Follow-up shows all metrics worsening over time
In TODAY 2, patients participated in an observational follow-up in their usual care settings in 2011-2020. At the start, they were receiving metformin with or without insulin for diabetes, but whether this continued and whether they were treated for other risk factors was down to individual circumstances.
Participants’ median A1c increased over time, and the percentage with A1c < 6% (< 48 mmol/mol) declined from 75% at the time of TODAY entry to just 19% at the 15-year end of follow-up.
The proportion with an A1c ≤ 10% (≤ 86 mmol/mol) rose from 0% at baseline to 34% at 15 years.
At that time, nearly 50% were taking both metformin and insulin, while more than a quarter were taking no medications.
The prevalence of hypertension increased from 19.2% at baseline to 67.5% at 15 years, while dyslipidemia rose from 20.8% to 51.6%.
Kidney disease prevalence increased from 8.0% at baseline to 54.8% at 15 years. Nerve disease rose from 1.0% to 32.4%. Retinal disease jumped from 13.7% with milder nonproliferative retinopathy in 2010-2011 to 51.0% with any eye disease in 2017-2018, including 8.8% with moderate to severe retinal changes and 3.5% with macular edema.
Overall, at the time of the last visit, 39.9% had no diabetes complications, 31.8% had one, 21.3% had two, and 7.1% had three complications.
Serious cardiovascular events in mid-20s
There were 17 adjudicated serious cardiovascular events, including four myocardial infarctions, six heart failure events, three diagnoses of coronary artery disease, and four strokes.
Six participants died, one each from myocardial infarction, kidney failure, and drug overdose, and three from sepsis.
Dr.
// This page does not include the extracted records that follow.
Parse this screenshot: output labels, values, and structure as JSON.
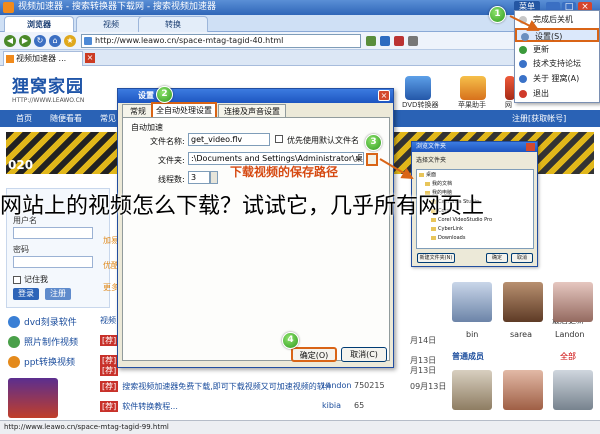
{
  "window": {
    "title": "视频加速器 - 搜索转换器下载网 - 搜索视频加速器",
    "menu_label": "菜单",
    "min": "_",
    "max": "□",
    "close": "×"
  },
  "top_tabs": [
    "浏览器",
    "视频",
    "转换"
  ],
  "address": {
    "url": "http://www.leawo.cn/space-mtag-tagid-40.html"
  },
  "page_tab": {
    "label": "视频加速器 ...",
    "close": "×"
  },
  "site": {
    "logo_main": "狸窝家园",
    "logo_url": "HTTP://WWW.LEAWO.CN",
    "header_items": [
      "DVD转换器",
      "苹果助手",
      "网"
    ],
    "nav": [
      "首页",
      "随便看看",
      "常见"
    ],
    "nav_right": "注册[获取帐号]",
    "banner_text": "020",
    "login_label_user": "用户名",
    "login_label_pass": "密码",
    "remember": "记住我",
    "login_btn": "登录",
    "register_btn": "注册",
    "side_links": [
      "dvd刻录软件",
      "照片制作视频",
      "ppt转换视频"
    ],
    "snippets": [
      "加易",
      "优酷",
      "更多"
    ],
    "news": [
      {
        "tag": "[荐]",
        "title": "视频",
        "date": "月14日"
      },
      {
        "tag": "[荐]",
        "title": "",
        "date": "月13日"
      },
      {
        "tag": "[荐]",
        "title": "",
        "date": "月13日"
      },
      {
        "tag": "[荐]",
        "title": "搜索视频加速器免费下载,即可下载视频又可加速视频的软件",
        "user": "Landon",
        "count": "750215",
        "date": "09月13日"
      },
      {
        "tag": "[荐]",
        "title": "软件转换教程...",
        "user": "kibia",
        "count": "65",
        "date": ""
      }
    ],
    "latest": "最后更新",
    "avatars": [
      "bin",
      "sarea",
      "Landon"
    ],
    "members_title": "普通成员",
    "members_all": "全部"
  },
  "menu": {
    "items": [
      "完成后关机",
      "设置(S)",
      "更新",
      "技术支持论坛",
      "关于 狸窝(A)",
      "退出"
    ]
  },
  "settings_dialog": {
    "title": "设置",
    "tabs": [
      "常规",
      "全自动处理设置",
      "连接及声音设置"
    ],
    "group": "自动加速",
    "filename_label": "文件名称:",
    "filename_value": "get_video.flv",
    "default_name_label": "优先使用默认文件名",
    "folder_label": "文件夹:",
    "folder_value": ":\\Documents and Settings\\Administrator\\桌面\\",
    "threads_label": "线程数:",
    "threads_value": "3",
    "ok": "确定(O)",
    "cancel": "取消(C)"
  },
  "annotation": {
    "save_path_hint": "下载视频的保存路径",
    "caption": "网站上的视频怎么下载？试试它，几乎所有网页上",
    "badges": [
      "1",
      "2",
      "3",
      "4"
    ]
  },
  "browse_dialog": {
    "title": "浏览文件夹",
    "prompt": "选择文件夹",
    "tree": [
      "桌面",
      "我的文档",
      "我的电脑",
      "Camtasia Studio",
      "Corel",
      "Corel VideoStudio Pro",
      "CyberLink",
      "Downloads"
    ],
    "new_folder": "新建文件夹(N)",
    "ok": "确定",
    "cancel": "取消"
  },
  "statusbar": {
    "url": "http://www.leawo.cn/space-mtag-tagid-99.html"
  },
  "colors": {
    "accent_orange": "#d96416",
    "title_blue": "#2f66b8",
    "badge_green": "#2e9a1f"
  }
}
Zeitler called the macrovascular events “shocking,” noting that although the numbers are small, for people in their mid-20s “they should be zero ... While we don’t yet know if the rates are the same or faster than in adults, even if they are the same, these kids are only in their late 20s, as opposed to adults experiencing these problems in their 50s, 60s, and 70s.
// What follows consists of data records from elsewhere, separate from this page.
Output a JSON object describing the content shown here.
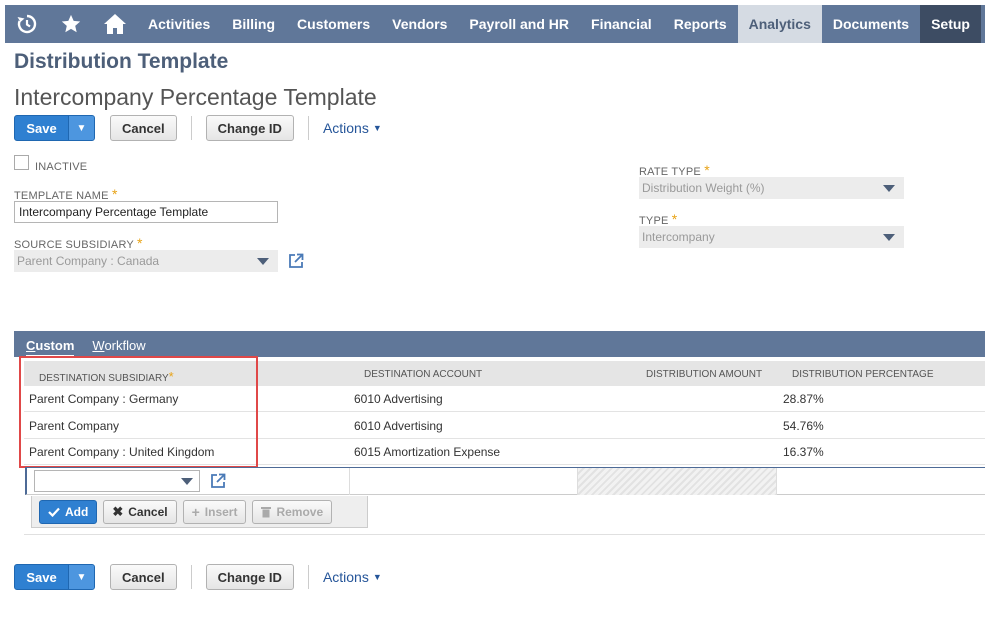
{
  "nav": {
    "items": [
      {
        "label": "Activities"
      },
      {
        "label": "Billing"
      },
      {
        "label": "Customers"
      },
      {
        "label": "Vendors"
      },
      {
        "label": "Payroll and HR"
      },
      {
        "label": "Financial"
      },
      {
        "label": "Reports"
      },
      {
        "label": "Analytics"
      },
      {
        "label": "Documents"
      },
      {
        "label": "Setup"
      }
    ],
    "active": "Analytics",
    "icons": [
      "recent-icon",
      "star-icon",
      "home-icon"
    ]
  },
  "page": {
    "title": "Distribution Template",
    "record_name": "Intercompany Percentage Template"
  },
  "toolbar": {
    "save_label": "Save",
    "cancel_label": "Cancel",
    "change_id_label": "Change ID",
    "actions_label": "Actions"
  },
  "form": {
    "inactive_label": "INACTIVE",
    "inactive_checked": false,
    "template_name_label": "TEMPLATE NAME",
    "template_name_value": "Intercompany Percentage Template",
    "source_subsidiary_label": "SOURCE SUBSIDIARY",
    "source_subsidiary_value": "Parent Company : Canada",
    "rate_type_label": "RATE TYPE",
    "rate_type_value": "Distribution Weight (%)",
    "type_label": "TYPE",
    "type_value": "Intercompany",
    "required_mark": "*"
  },
  "sublist": {
    "tabs": [
      {
        "label_first": "C",
        "label_rest": "ustom"
      },
      {
        "label_first": "W",
        "label_rest": "orkflow"
      }
    ],
    "columns": [
      "DESTINATION SUBSIDIARY",
      "DESTINATION ACCOUNT",
      "DISTRIBUTION AMOUNT",
      "DISTRIBUTION PERCENTAGE"
    ],
    "rows": [
      {
        "subsidiary": "Parent Company : Germany",
        "account": "6010 Advertising",
        "amount": "",
        "percentage": "28.87%"
      },
      {
        "subsidiary": "Parent Company",
        "account": "6010 Advertising",
        "amount": "",
        "percentage": "54.76%"
      },
      {
        "subsidiary": "Parent Company : United Kingdom",
        "account": "6015 Amortization Expense",
        "amount": "",
        "percentage": "16.37%"
      }
    ],
    "row_buttons": {
      "add": "Add",
      "cancel": "Cancel",
      "insert": "Insert",
      "remove": "Remove"
    }
  },
  "colors": {
    "nav_bg": "#607799",
    "active_tab_bg": "#d5dbe3",
    "primary_button": "#2f80d1",
    "heading": "#4d5f79",
    "highlight_box": "#e04848",
    "required": "#e8a317"
  }
}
“The fact that these complications are occurring when these individuals should be in the prime of their life for both family and work has huge implications,” he stressed.
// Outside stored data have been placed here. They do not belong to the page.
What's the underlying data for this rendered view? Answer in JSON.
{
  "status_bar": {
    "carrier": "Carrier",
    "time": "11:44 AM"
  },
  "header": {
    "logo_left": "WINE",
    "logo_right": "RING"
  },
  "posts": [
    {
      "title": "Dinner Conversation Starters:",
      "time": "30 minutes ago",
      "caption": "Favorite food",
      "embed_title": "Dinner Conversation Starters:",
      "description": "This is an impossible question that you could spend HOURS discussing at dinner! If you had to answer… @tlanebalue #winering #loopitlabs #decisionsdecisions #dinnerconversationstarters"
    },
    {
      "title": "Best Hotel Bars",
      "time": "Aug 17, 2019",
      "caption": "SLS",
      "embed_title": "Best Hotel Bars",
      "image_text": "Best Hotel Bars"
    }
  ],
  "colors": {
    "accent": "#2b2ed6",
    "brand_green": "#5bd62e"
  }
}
Findings have multiple causes
The reasons for the findings are both biologic and socioeconomic, Dr. Zeitler said.
“We know already that many kids with type 2 have rapid [deterioration of] beta-cell [function], which is probably very biologic. It stands to reason that an individual who can get diabetes as an adolescent probably has more fragile beta cells in some way,” he noted.
“But we also know that many other things contribute: stress, social determinants, access to quality care and medications, access to healthy foods and physical activity, availability of family supervision given the realities of families’ economic status and jobs, etc.”
It’s also known that youth with type 2 diabetes have much more severe insulin resistance than that of adults with the condition, and that “once the kids left ... the [TODAY] study, risk factor treatment in the community was less than ideal, and a lot of kids who met criteria for treatment of their blood pressure or lipids were not being treated. This is likely at least partly sociologic and partly the general pediatric hesitancy to use medications.”
He said the TODAY team will soon have some new data to show that “glycemia during the early years makes a difference, again supporting intensive intervention early on.”
The TODAY study was supported by grants from the National Institute of Diabetes and Digestive and Kidney Diseases. Dr. Zeitler had no further disclosures.
A version of this article first appeared on Medscape.com.